Kur'an'ın yanında hadislere bakmanın, onları tefekkür etmenin ve ibret almanın da aynı manada olacağını belirtmek gerekir. Bu hususta Hz. Osman'ın çokça okuyup teemmül ve tefekkür ettiğinden dolayı okunamaz hâle geldiği için iki mushafı parçaladığı rivayet edilir.
• Evlenmeyi düşündüğü bir kadının yüz ve ellerine bakmak da mendup bir bakıştır. Hatta bunun hadislerde teşvik edildiği belirtilir. Tabii ki bu bakışın halvet meydana gelmeden olması şarttır. İhtiyaç anında bakmanın tekrarının olabileceği, üç ile buna bir sınır koymanın gerektiği de belirtilmiştir. El ve yüzü haricinde bakmanın sınırı aşmak olduğu da fıkıh kitaplarında anlatılmaktadır.
Mubah Bakış
Avret yerleri haricindeki bütün mubah şeylere bu çeşit bir bakıştır. Altın, gümüş, ipek, yemek ve nimetlere bakmak gibi. Bu husustaki şart da bakılan şeyde bir münkerin olmamasıdır. Altın ve gümüş kaplara, zalim kimselerin eşyalarına ancak hakir görmek ve inkar niyeti ile bakılabilir.

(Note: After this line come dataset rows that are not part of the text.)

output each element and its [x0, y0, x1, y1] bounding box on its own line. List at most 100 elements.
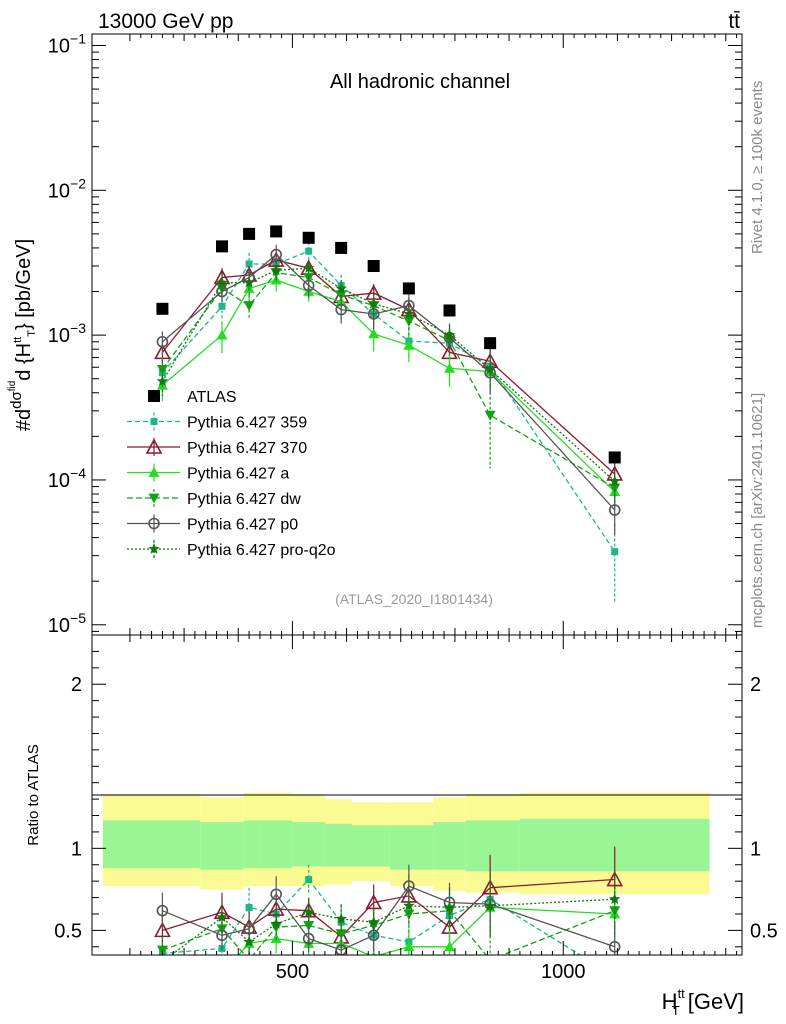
ratio-point [609, 893, 621, 905]
xlabel-sub: T [672, 1003, 680, 1018]
data-point [156, 302, 169, 315]
legend-item-p359: Pythia 6.427 359 [127, 412, 307, 432]
data-point [245, 260, 253, 268]
legend-label: Pythia 6.427 359 [187, 415, 307, 432]
ratio-point [156, 904, 169, 917]
data-point [335, 241, 348, 254]
ratio-point [606, 870, 624, 887]
legend-label: ATLAS [187, 389, 237, 406]
data-point [243, 227, 256, 240]
data-point [403, 308, 415, 319]
ratio-y-tick-label-left: 1 [71, 838, 82, 860]
ratio-line [162, 885, 615, 951]
data-point [484, 363, 496, 375]
data-point [484, 410, 496, 421]
inner-band-segment [352, 825, 390, 867]
ratio-point [303, 906, 315, 918]
analysis-id-label: (ATLAS_2020_I1801434) [335, 591, 493, 607]
series-line [161, 279, 616, 493]
tick-exponent: −5 [70, 610, 86, 626]
legend-marker [145, 438, 163, 454]
tick-exponent: −1 [70, 30, 86, 46]
main-y-tick-label: 10−5 [48, 610, 86, 637]
legend-marker [148, 517, 160, 530]
ratio-line [162, 910, 615, 955]
ylabel-den: d {H [13, 343, 35, 381]
data-point [443, 304, 456, 317]
ylabel-suffix: } [pb/GeV] [13, 239, 35, 330]
data-point [270, 248, 282, 261]
legend-marker [148, 543, 160, 554]
ratio-point [609, 906, 621, 917]
data-point [484, 337, 497, 350]
data-point [368, 328, 380, 339]
data-point [156, 335, 169, 348]
xlabel-main: H [662, 989, 678, 1014]
ratio-y-tick-labels: 0.5 0.5 1 1 2 2 [54, 674, 778, 942]
series-pq2o [156, 260, 621, 498]
series-line [161, 267, 616, 482]
series-atlas [156, 225, 621, 464]
legend: ATLAS Pythia 6.427 359 Pythia 6.427 370 Pyt… [127, 389, 336, 559]
inner-band-segment [465, 820, 520, 872]
legend-label: Pythia 6.427 p0 [187, 517, 298, 534]
main-y-tick-labels: 10−510−410−310−210−1 [48, 30, 86, 636]
ratio-point [157, 958, 168, 968]
ratio-point [217, 968, 228, 978]
data-point [403, 339, 415, 350]
data-point [403, 316, 415, 327]
legend-item-p370: Pythia 6.427 370 [127, 438, 307, 457]
ratio-point [335, 912, 347, 924]
main-y-axis-label: #ddσfidd {HttT} [pb/GeV] [7, 239, 38, 431]
ratio-point [608, 940, 621, 953]
ratio-point [216, 911, 228, 923]
legend-item-pq2o: Pythia 6.427 pro-q2o [127, 540, 336, 559]
ratio-point [403, 909, 415, 920]
legend-item-atlas: ATLAS [148, 389, 237, 406]
legend-label: Pythia 6.427 a [187, 466, 289, 483]
tick-exponent: −3 [70, 320, 86, 336]
data-point [335, 282, 347, 294]
data-point [216, 240, 228, 253]
main-y-tick-label: 10−1 [48, 30, 86, 57]
data-point [302, 279, 315, 292]
tick-base: 10 [48, 470, 70, 492]
x-tick-label: 500 [276, 961, 309, 983]
inner-band-segment [259, 820, 293, 869]
tick-exponent: −4 [70, 465, 86, 481]
legend-marker [150, 418, 158, 425]
ratio-point [302, 932, 315, 945]
beam-label: 13000 GeV pp [98, 10, 233, 33]
ylabel-num-sup: fid [7, 381, 18, 392]
inner-band-segment [102, 820, 201, 869]
data-point [367, 260, 380, 273]
ylabel-den-sub: T [26, 330, 38, 337]
data-point [305, 247, 313, 255]
ratio-frame [91, 634, 743, 956]
legend-label: Pythia 6.427 pro-q2o [187, 542, 336, 559]
ratio-point [270, 917, 282, 929]
legend-item-pp0: Pythia 6.427 p0 [127, 514, 298, 534]
inner-band-segment [324, 823, 352, 867]
ratio-y-tick-label-left: 0.5 [54, 920, 82, 942]
data-point [218, 302, 226, 310]
inner-band-segment [389, 825, 434, 870]
ratio-point [403, 941, 415, 952]
tick-base: 10 [48, 615, 70, 637]
ratio-y-tick-label-right: 1 [750, 838, 761, 860]
ratio-line [162, 878, 582, 955]
xlabel-sup: tt [678, 986, 686, 1001]
ratio-point [485, 956, 496, 966]
inner-band-segment [200, 822, 244, 870]
xlabel-unit: [GeV] [688, 989, 744, 1014]
main-y-tick-label: 10−2 [48, 175, 86, 202]
inner-band-segment [292, 822, 325, 867]
ratio-point [270, 888, 282, 901]
main-y-tick-label: 10−3 [48, 320, 86, 347]
data-point [243, 301, 255, 312]
ylabel-den-sup: tt [12, 337, 24, 343]
main-y-tick-label: 10−4 [48, 465, 86, 492]
ratio-y-tick-label-right: 0.5 [750, 920, 778, 942]
ratio-point [368, 916, 380, 927]
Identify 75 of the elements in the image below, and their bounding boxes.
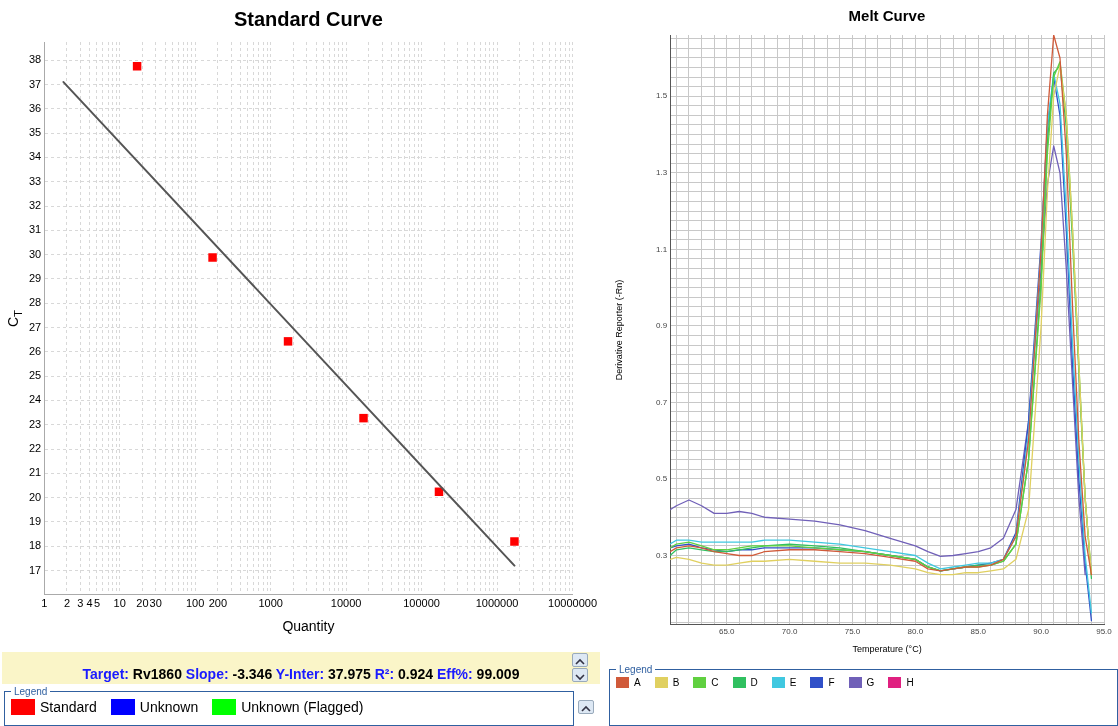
x-tick-label: 30 [149,597,162,610]
x-tick-label: 100000 [403,597,440,610]
y-tick-label: 26 [28,344,42,357]
x-tick-label: 75.0 [844,627,861,637]
legend-label: Unknown [139,699,199,715]
x-tick-label: 5 [93,597,101,610]
legend-label: C [711,677,719,688]
y-tick-label: 18 [28,539,42,552]
x-tick-label: 1000000 [475,597,519,610]
x-tick-label: 80.0 [907,627,924,637]
y-tick-label: 0.5 [656,474,668,484]
x-tick-label: 1 [41,597,48,610]
x-tick-label: 90.0 [1033,627,1050,637]
y-tick-label: 17 [28,563,42,576]
y-tick-label: 28 [28,296,42,309]
y-tick-label: 30 [28,247,42,260]
x-tick-label: 70.0 [781,627,798,637]
x-tick-label: 65.0 [718,627,736,637]
y-tick-label: 29 [28,271,42,284]
x-tick-label: 4 [86,597,93,610]
x-tick-label: 1000 [258,597,283,610]
legend-label: B [672,677,680,688]
y-tick-label: 0.7 [656,397,668,407]
y-tick-label: 19 [28,514,42,527]
x-tick-label: 2 [63,597,71,610]
point [132,62,142,71]
y-tick-label: 24 [28,393,42,406]
point [208,253,217,262]
y-tick-label: 23 [28,417,42,430]
y-tick-label: 1.1 [656,244,668,254]
y-tick-label: 31 [28,223,42,236]
y-tick-label: 33 [28,174,42,187]
y-tick-label: 27 [28,320,42,333]
y-tick-label: 0.9 [656,321,668,331]
y-axis-title: Derivative Reporter (-Rn) [613,279,624,380]
x-tick-label: 3 [77,597,84,610]
x-axis-title: Quantity [282,617,335,634]
x-tick-label: 10000 [330,597,362,610]
x-tick-label: 10000000 [548,597,598,610]
y-tick-label: 37 [28,77,42,90]
y-tick-label: 1.3 [656,167,668,177]
point [510,537,519,546]
legend-label: Unknown (Flagged) [241,699,364,715]
chart-title: Melt Curve [848,7,926,24]
y-tick-label: 20 [28,490,42,503]
y-tick-label: 21 [28,466,42,479]
point [359,413,368,423]
x-tick-label: 100 [186,597,205,610]
y-tick-label: 38 [28,53,42,66]
x-tick-label: 85.0 [970,627,987,637]
y-tick-label: 35 [28,126,42,139]
text: Target: Rv1860 Slope: -3.346 Y-Inter: 37.975 R²: 0.924 Eff%: 99.009 [82,666,520,682]
legend-label: A [634,677,641,688]
y-tick-label: 36 [28,101,42,114]
x-tick-label: 95.0 [1096,627,1113,637]
x-tick-label: 200 [208,597,228,610]
legend-title: Legend [618,664,654,675]
x-tick-label: 20 [136,597,149,610]
x-tick-label: 10 [113,597,126,610]
chart-title: Standard Curve [233,7,383,31]
point [283,337,293,346]
x-axis-title: Temperature (°C) [852,644,922,655]
y-tick-label: 22 [28,442,42,455]
y-tick-label: 1.5 [656,91,668,101]
legend-label: F [828,677,835,688]
y-tick-label: 34 [28,150,42,163]
legend-label: H [906,677,914,688]
legend-label: D [750,677,758,688]
y-tick-label: 25 [28,369,42,382]
legend-label: G [866,677,875,688]
legend-label: E [789,677,797,688]
y-tick-label: 0.3 [656,550,668,560]
legend-label: Standard [40,699,97,715]
y-tick-label: 32 [28,199,42,212]
legend-title: Legend [13,686,49,697]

Bir ihtiyaçtan veya bir zaruretten dolayı kadınlara bakmayı mubah gösteren hususlar da şunlardır:
1- Nikah akdi ki evli eşler birbirlerinin bütün bedenine ba-kabilirler. Avret mahallerine bakmalarının mekruh ve haram olduğuna dair iki görüş de bulunmaktadır. Bunu anlatan hadiste avret yerine bakmanın körlük (kalb gözünün görmemesi) getireceği ifade edilir. Eşi vefat eden erkek, öldükten sonra eşine bakamaz, artık onun için yabancı bir kadın durumuna dönüşür. Hanefî âlimler ise ölümün sadece bakışı ve dokunmayı keseceğini belirtirler.
2- Temyiz yaşına ulaşıncaya kadar küçüklük de bakmayı mubah kılan sebeplerdendir. Ferci hariç avret yerleri ile diğer yerleri arasında fark yoktur.
3- Neseb, süt veya akrabalık (musahare) bağıyla birbirlerine mahrem olmak da bakışı mubah kılar. Bu durumda da göbeği ile diz kapağı haricinde bakmak mubahtır.
4- Din ve iffet anlayışları bir olduğu müddetçe aynı cinsten olan insanların birbirlerinin göbek ve diz kapakları arası hariç bakmaları mubahtır. Kâfir bir kadının müslüman kadına veya fasık bir kadının iffetli bir kadına bakması ise mubah değildir.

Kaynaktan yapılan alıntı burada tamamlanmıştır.